- Website: http://www.apsnet.org

= American Phytopathological Society =

American scientific learned society

The American Phytopathological Society (APS) is an international scientific organization devoted to the study of plant diseases (phytopathology). APS promotes the advancement of modern concepts in the science of plant pathology and in plant health management in agricultural, urban and forest settings.

The Society has nearly 5,000 plant pathologists and scientists worldwide. It is the oldest and largest organization of its type in the world. It is also a member of the International Society for Plant Pathology.

APS provides information on the latest developments and research advances in plant health science through its journals and its publishing arm, APS Press.

APS advocates and participates in the exchange of plant health information with public policy makers and the larger scientific community, and it provides advice on education and training.

== History ==
The society was founded in December 1908 by a group led by Cornelius Lott Shear. The first regular meeting was held in December 1909. It was the first scientific organization in the world to be devoted exclusively to phytopathology.

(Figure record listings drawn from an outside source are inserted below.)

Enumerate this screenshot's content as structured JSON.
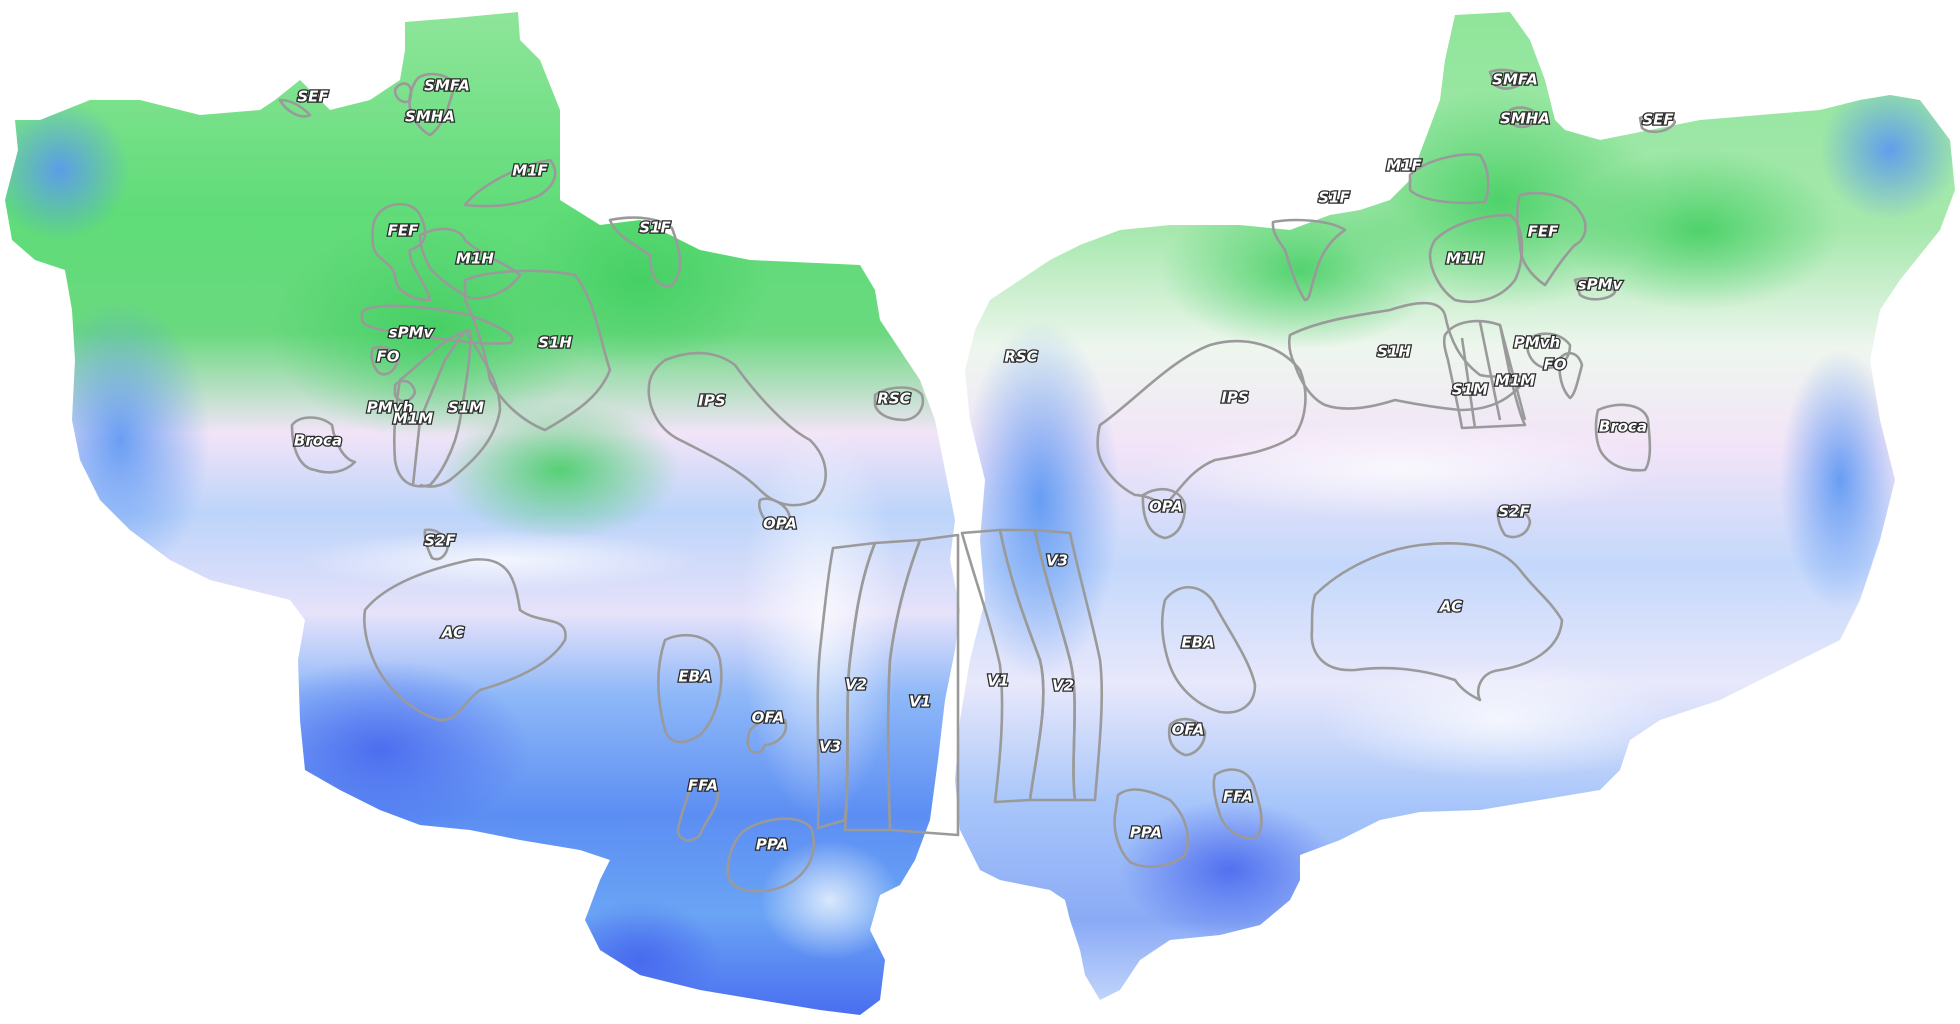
{
  "colors": {
    "green_strong": "#4fd66a",
    "green_light": "#8fe59a",
    "pink": "#f2e4f8",
    "blue_light": "#b8d4fb",
    "blue": "#62a0f5",
    "blue_deep": "#4a6ef0",
    "outline": "#9a9a9a"
  },
  "hemispheres": {
    "left": {
      "labels": {
        "SEF": "SEF",
        "SMFA": "SMFA",
        "SMHA": "SMHA",
        "M1F": "M1F",
        "S1F": "S1F",
        "FEF": "FEF",
        "M1H": "M1H",
        "sPMv": "sPMv",
        "FO": "FO",
        "S1H": "S1H",
        "PMvh": "PMvh",
        "M1M": "M1M",
        "S1M": "S1M",
        "Broca": "Broca",
        "IPS": "IPS",
        "RSC": "RSC",
        "OPA": "OPA",
        "S2F": "S2F",
        "AC": "AC",
        "EBA": "EBA",
        "OFA": "OFA",
        "FFA": "FFA",
        "PPA": "PPA",
        "V1": "V1",
        "V2": "V2",
        "V3": "V3"
      }
    },
    "right": {
      "labels": {
        "SMFA": "SMFA",
        "SMHA": "SMHA",
        "SEF": "SEF",
        "M1F": "M1F",
        "S1F": "S1F",
        "FEF": "FEF",
        "M1H": "M1H",
        "sPMv": "sPMv",
        "PMvh": "PMvh",
        "FO": "FO",
        "S1H": "S1H",
        "M1M": "M1M",
        "S1M": "S1M",
        "Broca": "Broca",
        "IPS": "IPS",
        "RSC": "RSC",
        "OPA": "OPA",
        "S2F": "S2F",
        "AC": "AC",
        "EBA": "EBA",
        "OFA": "OFA",
        "FFA": "FFA",
        "PPA": "PPA",
        "V1": "V1",
        "V2": "V2",
        "V3": "V3"
      }
    }
  }
}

In 1929, its Canadian Phytopathological division was spun off into an independent organization, the Canadian Phytopathological Society.

==Journals==
The society began publishing scientific peer-reviewed research in 1911 and today publishes five journals in the area of plant pathology:
- Phytopathology
- Plant Disease
- Molecular Plant-Microbe Interactions
- Plant Health Progress
- Plant Health Instructor
- Phytobiomes Journal

==Awards==
The society gives a number of awards, designated by the National Research Council (United States) as "prestigious."
- Ruth Allen Award has been given since 1966 to outstanding researchers in plant pathology. The award is named after Ruth F. Allen 1879–1963, a researcher in rust fungi and the first woman to receive a PhD in botany from the University of Wisconsin. It is distinct from the Ruth Allen Award established in 2005 by the Pipeline Industries Guild, named for an engineering professor at the University of Exeter.
- William Boright Hewitt and Maybelle Ellen Ball Hewitt Award is given within 5 years after a PhD for innovative research or activities on control of plant disease.
- Lee M. Hutchins Award is given for research on perennial fruit plants' diseases.
- Noel T. Keen Award is given for research on molecular plant pathology.